By MICHAEL GRACZYK, Associated Press Writer

They waded through the chest-high floodwaters in the streets of New
Orleans. They were plucked from their rooftops in the rescue baskets
of helicopters. They survived the hell of the Louisiana Superdome and
a 350-mile bus ride to Texas.

Now, just a few weeks after getting settled at emergency shelters in
Houston, Hurricane Katrina evacuees are on the move again to escape
another storm.

"This reminds me of the Israelites marching in the desert," Norman
Bethancourt, 51, said as he waited for a bus to take him from Reliant
Arena to Ellington Field, where he and the other refugees were set to
board planes bound for a military base in Arkansas.

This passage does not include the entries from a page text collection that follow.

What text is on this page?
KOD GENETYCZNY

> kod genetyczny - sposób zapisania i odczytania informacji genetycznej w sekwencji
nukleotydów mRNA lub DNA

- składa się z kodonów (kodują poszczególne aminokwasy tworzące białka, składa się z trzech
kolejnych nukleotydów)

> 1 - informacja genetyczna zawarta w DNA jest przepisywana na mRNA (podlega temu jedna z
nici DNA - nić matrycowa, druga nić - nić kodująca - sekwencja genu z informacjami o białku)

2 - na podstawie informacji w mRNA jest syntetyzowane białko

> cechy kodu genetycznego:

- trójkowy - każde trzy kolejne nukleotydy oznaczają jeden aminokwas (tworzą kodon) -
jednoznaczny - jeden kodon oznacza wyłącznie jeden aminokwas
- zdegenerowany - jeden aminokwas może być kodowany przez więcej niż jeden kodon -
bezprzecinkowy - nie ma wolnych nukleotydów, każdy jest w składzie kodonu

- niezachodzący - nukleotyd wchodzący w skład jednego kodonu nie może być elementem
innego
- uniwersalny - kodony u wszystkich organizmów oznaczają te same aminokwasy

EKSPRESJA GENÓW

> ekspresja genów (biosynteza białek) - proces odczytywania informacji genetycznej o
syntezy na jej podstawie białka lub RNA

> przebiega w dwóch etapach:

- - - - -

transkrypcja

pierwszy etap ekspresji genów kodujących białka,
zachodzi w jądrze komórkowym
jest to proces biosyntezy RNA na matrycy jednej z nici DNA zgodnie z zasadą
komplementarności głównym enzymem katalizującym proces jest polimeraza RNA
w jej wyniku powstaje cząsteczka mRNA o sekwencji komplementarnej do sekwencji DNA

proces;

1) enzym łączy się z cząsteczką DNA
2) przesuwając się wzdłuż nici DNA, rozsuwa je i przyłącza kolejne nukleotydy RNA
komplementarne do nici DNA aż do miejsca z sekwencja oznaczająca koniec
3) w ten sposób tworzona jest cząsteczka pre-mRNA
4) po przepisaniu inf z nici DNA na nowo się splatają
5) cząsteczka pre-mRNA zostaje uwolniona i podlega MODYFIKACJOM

About 1,100 evacuees -- down from a high of nearly 10,000 -- living in
Houston's two largest shelters, Reliant Arena and the George R. Brown
Convention Center, began making their way to Fort Chaffee, Ark., as
Hurricane Rita strengthened into a hurricane and lashed the Florida
Keys with heavy rain and strong wind.

Forecasters said Rita would continue to gain strength as it crossed
the warm Gulf of Mexico and would probably come ashore in Texas over
the weekend.

Houston officials said moving the evacuees was necessary because the
shelters might not hold up in a major hurricane. They hoped to have
everyone moved by Tuesday night.

The evacuees carried little. Some had a backpack, others a plastic
bag. A few had pillows. One girl, tears streaming down her face,
carried a stuffed toy in a little cage.

"A lot of people didn't want to go," said Wayne Sylvester, who was
wearing a T-shirt that proclaimed: "I Survived Katrina." "It looks
like the storm is following me. Choice is you don't have a choice."

Many of the evacuees were not happy about leaving for Arkansas and
were looking for somewhere else to go.

"Hell. It's been pure hell," said Lisa Banks, 33, who was outside
Reliant Arena with her four children, ages 8 to 15. "I'm not going to
Arkansas. I feel like a rag doll, people throwing me around."

Seated on chair, she kept a black plastic garbage bag nearby. It was
filled with towels. Banks, who was airlifted with her family out of
their home in New Orleans, had hoped to settle in Houston, find a job
and a place to live.

I don't know what's going to happen next," she said. "We really don't
know what to do. We were supposed to get housing here."

Arkansas?

"No," she said adamantly. "Arkansas is not a good place for me."

"I don't even know where that's at," said Michael Russell, as he ate
his lunch of macaroni and cheese and a sausage while he waited for his
brother. They hoped to get to Hammond, La., not Arkansas. Both are
from New Orleans.

Texas officials also were planning to move Louisiana evacuees out of
shelters in Corpus Christi and Beaumont. In all, some 4,000 were
headed for Arkansas and 3,000 to Tennessee.

At Reliant, Carmelita Speed, 25, clutched a box of tissue and
periodically dabbed at tears. She reluctantly was going to the plane
and Arkansas.

"I hope and pray it isn't like the Superdome," Speed said, describing
how for days there she "slept on the ground, or on cardboard."

Her boyfriend, Roland Mitt, said: "I'm running out of patience. I'm
upset. I'm mad. I'm disgusted. All of the above."

"I just want to live peacefully and have a happy life," Speed said.